More information is needed: which platform is this? What kind of sshd configuration do you have? I failed to setup my CentOS 6 machine to support this. I configured the account as: # chage astrand3 Changing the aging information for astrand3 Enter the new value, or press ENTER for the default Minimum Password Age : Maximum Password Age : 180 Last Password Change (YYYY-MM-DD) [2013-06-01]: 2013-06-01 Password Expiration Warning : 10 Password Inactive : 10 Account Expiration Date (YYYY-MM-DD) [2014-06-01]: 2014-06-01 Ran authconfig-gtk to get a sane configuration. Then, trying to login: $ ssh astrand3@scilla Password: Your account has expired; please contact your system administrator astrand3@scilla's password: Connection closed by 10.47.1.211
(In reply to comment #2) > More information is needed: which platform is this? What kind of sshd > configuration do you have? > Produced on a Centos 6 system default installation (SELinux enabled). - Configured PasswordAuthentication=no (sshd_config) to disable passwd support in sshd so that it is passed further to pam. - Disable the user account: chage -d 0 <user> I believe that the extra message 'You are required to change your password immediately (root enforced)' is the source to the problem, before the actual password prompt.
The code works as intended, but currently there's no support for interactive PAM conversations except in the "authentication" step. As I understand it, the "pamtester" helper does not support this either.
Created an attachment (id=676) [details] Call pam_chauthtok if necessary With the attached, password change via the HTML5 client is possible. Still some rough edges, though: Needs to login again after change, plus some info lines are missing.

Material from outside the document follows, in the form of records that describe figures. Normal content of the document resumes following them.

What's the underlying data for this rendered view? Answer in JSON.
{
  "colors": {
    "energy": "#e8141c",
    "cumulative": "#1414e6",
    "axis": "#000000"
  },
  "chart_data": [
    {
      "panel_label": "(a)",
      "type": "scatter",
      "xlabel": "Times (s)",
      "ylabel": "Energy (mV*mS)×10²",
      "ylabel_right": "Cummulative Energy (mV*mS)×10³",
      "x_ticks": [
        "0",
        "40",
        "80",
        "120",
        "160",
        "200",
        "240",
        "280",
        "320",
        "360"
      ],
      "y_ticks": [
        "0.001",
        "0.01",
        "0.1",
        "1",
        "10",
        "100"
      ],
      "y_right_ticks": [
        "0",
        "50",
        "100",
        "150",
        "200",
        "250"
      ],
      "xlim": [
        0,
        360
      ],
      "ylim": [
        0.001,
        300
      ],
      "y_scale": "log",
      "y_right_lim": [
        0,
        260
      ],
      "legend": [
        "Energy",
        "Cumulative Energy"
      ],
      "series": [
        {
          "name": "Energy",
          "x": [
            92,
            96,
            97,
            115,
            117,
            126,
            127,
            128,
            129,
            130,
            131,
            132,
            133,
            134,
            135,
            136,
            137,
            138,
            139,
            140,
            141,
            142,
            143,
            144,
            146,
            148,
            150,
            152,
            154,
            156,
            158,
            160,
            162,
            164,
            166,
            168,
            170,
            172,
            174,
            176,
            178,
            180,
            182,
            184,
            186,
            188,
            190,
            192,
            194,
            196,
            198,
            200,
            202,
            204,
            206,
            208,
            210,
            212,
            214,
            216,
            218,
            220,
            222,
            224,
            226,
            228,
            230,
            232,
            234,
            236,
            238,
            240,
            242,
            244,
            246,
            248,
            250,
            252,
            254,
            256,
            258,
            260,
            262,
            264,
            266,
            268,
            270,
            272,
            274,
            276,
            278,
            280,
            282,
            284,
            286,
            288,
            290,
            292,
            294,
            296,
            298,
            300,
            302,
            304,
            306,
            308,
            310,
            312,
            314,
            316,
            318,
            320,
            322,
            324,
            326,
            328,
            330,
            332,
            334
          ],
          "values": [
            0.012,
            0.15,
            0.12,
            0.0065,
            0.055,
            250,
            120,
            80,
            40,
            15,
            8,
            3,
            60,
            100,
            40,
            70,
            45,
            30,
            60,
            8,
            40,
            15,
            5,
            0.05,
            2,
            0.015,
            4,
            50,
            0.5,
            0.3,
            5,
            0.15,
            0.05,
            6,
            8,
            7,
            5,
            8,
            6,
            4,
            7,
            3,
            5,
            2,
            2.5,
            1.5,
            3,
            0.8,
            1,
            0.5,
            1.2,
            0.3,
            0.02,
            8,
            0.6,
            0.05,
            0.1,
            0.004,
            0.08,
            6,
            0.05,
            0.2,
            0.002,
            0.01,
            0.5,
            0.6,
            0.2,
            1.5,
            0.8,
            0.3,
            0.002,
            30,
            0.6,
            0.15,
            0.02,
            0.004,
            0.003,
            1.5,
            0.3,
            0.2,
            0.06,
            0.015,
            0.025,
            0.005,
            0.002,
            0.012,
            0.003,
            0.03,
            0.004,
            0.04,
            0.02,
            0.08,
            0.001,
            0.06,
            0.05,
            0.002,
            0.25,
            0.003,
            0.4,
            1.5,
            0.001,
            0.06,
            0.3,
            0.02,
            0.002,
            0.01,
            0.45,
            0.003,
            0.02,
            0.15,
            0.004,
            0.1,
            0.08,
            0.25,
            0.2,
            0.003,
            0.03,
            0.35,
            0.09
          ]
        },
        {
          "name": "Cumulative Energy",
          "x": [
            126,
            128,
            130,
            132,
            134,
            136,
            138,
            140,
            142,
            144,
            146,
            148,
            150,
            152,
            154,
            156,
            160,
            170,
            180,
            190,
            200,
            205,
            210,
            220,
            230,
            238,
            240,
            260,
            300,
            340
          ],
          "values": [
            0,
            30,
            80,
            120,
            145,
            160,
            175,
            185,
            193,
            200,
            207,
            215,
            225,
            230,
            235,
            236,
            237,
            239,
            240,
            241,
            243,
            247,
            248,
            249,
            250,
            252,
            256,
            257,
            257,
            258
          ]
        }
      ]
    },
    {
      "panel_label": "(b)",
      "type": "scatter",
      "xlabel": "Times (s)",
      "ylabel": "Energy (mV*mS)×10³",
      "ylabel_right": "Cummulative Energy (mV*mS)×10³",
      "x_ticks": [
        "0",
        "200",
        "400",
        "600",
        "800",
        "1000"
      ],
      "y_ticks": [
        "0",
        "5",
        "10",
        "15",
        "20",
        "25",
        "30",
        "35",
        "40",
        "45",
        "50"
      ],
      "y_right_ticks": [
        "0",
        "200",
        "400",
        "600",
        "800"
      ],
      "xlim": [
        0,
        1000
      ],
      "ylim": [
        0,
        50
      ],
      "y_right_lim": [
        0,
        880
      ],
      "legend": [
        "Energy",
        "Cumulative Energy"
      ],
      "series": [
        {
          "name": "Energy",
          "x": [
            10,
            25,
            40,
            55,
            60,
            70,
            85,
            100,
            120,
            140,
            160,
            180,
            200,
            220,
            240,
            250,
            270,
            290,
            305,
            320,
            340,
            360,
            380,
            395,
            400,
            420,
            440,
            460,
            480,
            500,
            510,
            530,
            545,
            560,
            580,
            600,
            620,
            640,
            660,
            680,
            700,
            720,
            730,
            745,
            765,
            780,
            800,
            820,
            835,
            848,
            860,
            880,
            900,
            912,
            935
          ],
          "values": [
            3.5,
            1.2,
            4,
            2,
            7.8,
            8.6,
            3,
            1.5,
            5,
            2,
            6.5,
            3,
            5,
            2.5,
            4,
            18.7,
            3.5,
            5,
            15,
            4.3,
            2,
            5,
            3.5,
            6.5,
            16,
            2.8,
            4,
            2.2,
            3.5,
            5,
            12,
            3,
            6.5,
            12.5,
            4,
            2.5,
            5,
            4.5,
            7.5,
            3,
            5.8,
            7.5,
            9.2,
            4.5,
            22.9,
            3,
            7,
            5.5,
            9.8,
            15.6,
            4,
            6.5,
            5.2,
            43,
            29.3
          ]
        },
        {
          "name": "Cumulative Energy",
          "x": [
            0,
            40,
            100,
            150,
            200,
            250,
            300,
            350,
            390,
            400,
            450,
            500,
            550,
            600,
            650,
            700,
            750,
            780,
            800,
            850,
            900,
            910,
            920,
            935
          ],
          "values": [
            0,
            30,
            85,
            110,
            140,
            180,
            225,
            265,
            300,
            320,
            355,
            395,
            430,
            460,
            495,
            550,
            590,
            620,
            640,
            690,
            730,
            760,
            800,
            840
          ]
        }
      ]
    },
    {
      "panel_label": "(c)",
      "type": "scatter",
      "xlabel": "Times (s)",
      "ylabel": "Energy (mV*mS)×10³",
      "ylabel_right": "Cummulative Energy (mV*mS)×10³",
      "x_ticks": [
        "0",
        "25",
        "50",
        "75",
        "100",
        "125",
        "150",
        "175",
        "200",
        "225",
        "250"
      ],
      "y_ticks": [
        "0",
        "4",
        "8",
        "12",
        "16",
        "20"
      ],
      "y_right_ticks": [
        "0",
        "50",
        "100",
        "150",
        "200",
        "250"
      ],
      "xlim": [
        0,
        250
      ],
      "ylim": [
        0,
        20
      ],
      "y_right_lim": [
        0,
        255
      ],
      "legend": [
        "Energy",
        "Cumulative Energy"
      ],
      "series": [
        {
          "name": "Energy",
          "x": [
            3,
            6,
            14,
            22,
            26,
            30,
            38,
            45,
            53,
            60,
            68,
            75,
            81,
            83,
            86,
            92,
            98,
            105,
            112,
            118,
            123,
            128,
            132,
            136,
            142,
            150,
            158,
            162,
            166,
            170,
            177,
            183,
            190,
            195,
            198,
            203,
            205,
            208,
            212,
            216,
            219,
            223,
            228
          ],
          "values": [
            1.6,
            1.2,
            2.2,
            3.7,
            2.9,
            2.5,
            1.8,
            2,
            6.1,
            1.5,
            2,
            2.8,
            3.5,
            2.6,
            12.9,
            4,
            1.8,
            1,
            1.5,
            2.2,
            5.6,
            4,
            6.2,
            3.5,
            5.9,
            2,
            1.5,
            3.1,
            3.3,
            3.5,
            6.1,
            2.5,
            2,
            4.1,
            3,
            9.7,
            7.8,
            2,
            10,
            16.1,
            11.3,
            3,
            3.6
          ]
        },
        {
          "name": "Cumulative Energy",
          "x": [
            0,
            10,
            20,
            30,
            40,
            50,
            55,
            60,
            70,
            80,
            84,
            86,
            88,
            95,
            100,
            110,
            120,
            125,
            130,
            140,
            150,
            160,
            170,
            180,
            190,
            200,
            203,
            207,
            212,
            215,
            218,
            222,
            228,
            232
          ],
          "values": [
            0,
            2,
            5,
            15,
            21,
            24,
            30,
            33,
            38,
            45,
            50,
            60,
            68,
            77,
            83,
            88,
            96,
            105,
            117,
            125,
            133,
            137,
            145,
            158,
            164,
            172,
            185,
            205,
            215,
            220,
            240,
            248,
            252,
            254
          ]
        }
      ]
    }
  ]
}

Note that the discussion on this bug so far has been about enforced password change. There is also the case where you merely get a warning. In that case the attached patch does not solve the issue. Example configuration to get the warning: [ossman@ossman]$ sudo chage tltest [sudo] password for ossman: Changing the aging information for tltest Enter the new value, or press ENTER for the default Minimum Password Age : Maximum Password Age : 30 Last Password Change (YYYY-MM-DD) [2015-11-27]: 2016-08-01 Password Expiration Warning : 20 Password Inactive [-1]: Account Expiration Date (YYYY-MM-DD) [-1]: ~ [ossman@ossman]$ ssh tltest@localhost tltest@localhost's password: Warning: your password will expire in 14 days Last login: Mon Apr 25 11:02:45 2016 from ::1 [tltest@ossman ~]$ logout Connection to localhost closed.
This is the error from tlwebaccess: 2016-08-17 10:43:51 ERROR tlwebaccess: [::1] Error communicating with PAM subsystem for user u'tltest': [Errno 6] No such device or address: '/var/run/thinlinc/webaccess/pamtester-1ba19c908cd40188d76dbb6841d8a073fdfadb15.in' And this is how pamtester behaves: $ sudo ./src/pamtester --echofirst -v thinlinc tltest authenticate acct_mgmt [sudo] password for ossman: Sorry, try again. [sudo] password for ossman: pamtester: invoking pam_start(thinlinc, tltest, ...) pamtester: performing operation - authenticate Password: pamtester: successfully authenticated:linux99 pamtester: performing operation - acct_mgmt Warning: your password will expire in 14 days pamtester: account management done. So this is probably related to bug 5086 where we discuss the problem handling messages.
- Verified the code and that release notes looks good - Verified that I could change an expired password using Web Access and prompts during login.
(In reply to comment #16) > - Verified that I could change an expired password using > Web Access and prompts during login. This test was verified using local unix accounts. I also verified change password using a system with Active Directory connected SSSD by checking "User must change password on next logon" on a user in AD, which worked as expected.